Rheumatology: Arthritis, Lupus, Gout, and Autoimmune Diseases

Dr. Griffiths and patient


Arthritis is a widespread but largely misunderstood condition that causes joint pain. There are many kinds of arthritis, but rheumatoid arthritis, hand arthritis, and wrist arthritis are among the most common.

By working with your primary care doctor and one of our rheumatologists, we’ll find solutions for easing flare-ups and managing the pain of arthritis. Medications, physical therapy, and sometimes surgery can help.

Autoimmune Diseases

Any disease in which your body’s immune system attacks healthy cells is considered an autoimmune disease. With more than 80 kinds of recognized autoimmune diseases in existence, the process of getting a firm diagnosis can take time. We’ll use a variety of tests — including an antinuclear antibody (ANA) test — and an assessment of your symptoms to diagnose you. Treatments can vary, but reducing inflammation is typically a primary goal.


Gout, a type of arthritis, occurs when a buildup of uric acid causes painful inflammation in your joints — most often in the smaller bones of your feet. We can use a range of blood tests, X-rays, ultrasound, and CT scans to diagnose gout. We’re then able to recommend medications and lifestyle changes to help ease your symptoms and prevent flare-ups.
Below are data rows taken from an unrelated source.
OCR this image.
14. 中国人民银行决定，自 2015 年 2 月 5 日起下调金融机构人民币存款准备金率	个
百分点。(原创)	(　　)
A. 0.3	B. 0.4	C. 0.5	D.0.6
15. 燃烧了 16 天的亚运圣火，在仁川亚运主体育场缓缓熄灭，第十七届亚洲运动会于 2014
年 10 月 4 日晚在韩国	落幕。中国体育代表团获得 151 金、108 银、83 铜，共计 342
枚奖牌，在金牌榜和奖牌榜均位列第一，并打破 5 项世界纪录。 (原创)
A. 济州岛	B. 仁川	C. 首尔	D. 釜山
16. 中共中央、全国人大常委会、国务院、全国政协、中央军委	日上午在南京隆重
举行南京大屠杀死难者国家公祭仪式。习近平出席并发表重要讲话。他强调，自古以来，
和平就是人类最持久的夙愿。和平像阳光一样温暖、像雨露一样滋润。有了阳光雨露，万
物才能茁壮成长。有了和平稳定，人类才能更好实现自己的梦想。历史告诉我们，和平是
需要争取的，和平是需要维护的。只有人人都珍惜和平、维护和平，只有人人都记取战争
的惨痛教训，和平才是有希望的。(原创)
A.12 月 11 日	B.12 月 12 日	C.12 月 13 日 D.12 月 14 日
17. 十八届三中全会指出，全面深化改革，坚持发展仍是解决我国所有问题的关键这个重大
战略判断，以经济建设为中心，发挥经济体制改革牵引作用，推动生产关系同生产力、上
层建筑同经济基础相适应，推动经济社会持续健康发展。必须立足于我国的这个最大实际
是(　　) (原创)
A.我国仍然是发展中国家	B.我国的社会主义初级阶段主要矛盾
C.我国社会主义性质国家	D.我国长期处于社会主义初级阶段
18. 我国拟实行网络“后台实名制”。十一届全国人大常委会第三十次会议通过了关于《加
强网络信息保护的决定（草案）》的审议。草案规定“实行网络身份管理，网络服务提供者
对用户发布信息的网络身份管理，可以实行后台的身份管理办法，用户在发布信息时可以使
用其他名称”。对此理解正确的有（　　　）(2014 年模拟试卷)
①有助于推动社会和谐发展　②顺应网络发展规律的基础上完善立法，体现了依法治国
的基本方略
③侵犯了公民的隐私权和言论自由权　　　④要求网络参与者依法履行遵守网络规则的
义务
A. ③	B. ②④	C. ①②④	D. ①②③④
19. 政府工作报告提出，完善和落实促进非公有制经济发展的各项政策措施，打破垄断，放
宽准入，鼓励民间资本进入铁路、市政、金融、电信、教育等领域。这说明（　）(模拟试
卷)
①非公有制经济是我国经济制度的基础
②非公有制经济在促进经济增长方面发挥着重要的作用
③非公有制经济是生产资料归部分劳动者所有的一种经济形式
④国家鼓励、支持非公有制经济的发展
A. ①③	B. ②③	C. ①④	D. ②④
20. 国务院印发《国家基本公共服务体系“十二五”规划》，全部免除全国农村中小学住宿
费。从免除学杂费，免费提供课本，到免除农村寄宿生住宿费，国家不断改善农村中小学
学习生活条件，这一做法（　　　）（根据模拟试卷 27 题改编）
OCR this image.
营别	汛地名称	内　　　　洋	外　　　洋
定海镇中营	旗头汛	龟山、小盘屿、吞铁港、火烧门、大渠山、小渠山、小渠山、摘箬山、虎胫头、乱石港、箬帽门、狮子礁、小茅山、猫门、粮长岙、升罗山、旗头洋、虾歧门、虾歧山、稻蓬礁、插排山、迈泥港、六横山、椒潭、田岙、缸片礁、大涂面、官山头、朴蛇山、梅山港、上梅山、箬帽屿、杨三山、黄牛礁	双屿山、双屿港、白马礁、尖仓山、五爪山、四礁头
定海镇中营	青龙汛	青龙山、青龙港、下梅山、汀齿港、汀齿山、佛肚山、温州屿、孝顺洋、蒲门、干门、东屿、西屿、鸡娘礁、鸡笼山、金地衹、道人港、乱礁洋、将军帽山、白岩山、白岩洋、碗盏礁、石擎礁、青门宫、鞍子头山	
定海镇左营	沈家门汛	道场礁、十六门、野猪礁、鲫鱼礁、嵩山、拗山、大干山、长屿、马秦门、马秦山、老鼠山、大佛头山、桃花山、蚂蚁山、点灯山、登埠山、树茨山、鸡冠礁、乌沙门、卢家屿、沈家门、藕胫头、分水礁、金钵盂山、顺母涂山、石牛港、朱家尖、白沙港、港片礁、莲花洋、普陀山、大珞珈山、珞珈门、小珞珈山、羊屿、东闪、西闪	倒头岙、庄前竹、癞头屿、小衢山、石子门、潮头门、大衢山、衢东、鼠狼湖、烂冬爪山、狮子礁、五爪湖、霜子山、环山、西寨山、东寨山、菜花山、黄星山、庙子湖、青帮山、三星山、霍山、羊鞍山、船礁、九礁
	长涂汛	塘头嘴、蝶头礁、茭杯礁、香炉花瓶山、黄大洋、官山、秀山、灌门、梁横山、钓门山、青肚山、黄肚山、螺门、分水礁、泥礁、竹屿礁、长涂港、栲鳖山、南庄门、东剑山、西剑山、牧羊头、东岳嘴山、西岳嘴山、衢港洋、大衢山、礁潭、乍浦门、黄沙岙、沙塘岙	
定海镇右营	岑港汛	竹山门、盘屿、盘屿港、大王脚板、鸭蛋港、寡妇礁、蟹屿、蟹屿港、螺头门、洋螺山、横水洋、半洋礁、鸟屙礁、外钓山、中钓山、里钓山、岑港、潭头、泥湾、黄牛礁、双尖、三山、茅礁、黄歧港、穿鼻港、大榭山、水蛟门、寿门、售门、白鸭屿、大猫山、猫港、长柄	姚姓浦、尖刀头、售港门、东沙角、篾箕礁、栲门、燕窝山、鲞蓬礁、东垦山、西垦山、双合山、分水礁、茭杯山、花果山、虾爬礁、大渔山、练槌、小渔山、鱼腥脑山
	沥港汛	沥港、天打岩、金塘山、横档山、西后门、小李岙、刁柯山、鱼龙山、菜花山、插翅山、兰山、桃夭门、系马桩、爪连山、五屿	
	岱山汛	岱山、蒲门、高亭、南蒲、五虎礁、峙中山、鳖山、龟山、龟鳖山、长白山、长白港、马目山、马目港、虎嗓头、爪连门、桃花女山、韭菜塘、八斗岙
Lupus, an autoimmune disease in which your immune system attacks its own healthy cells and tissues, can damage any part of your body — from your joints or blood vessels to your organs or brain. No single test can detect this complex condition. We use a combination of blood and urine tests, as well as physical exams, to diagnose lupus.   Once you’re diagnosed with lupus, we can work carefully with you over time to minimize its effects and symptoms through a combination of medications and lifestyle choices.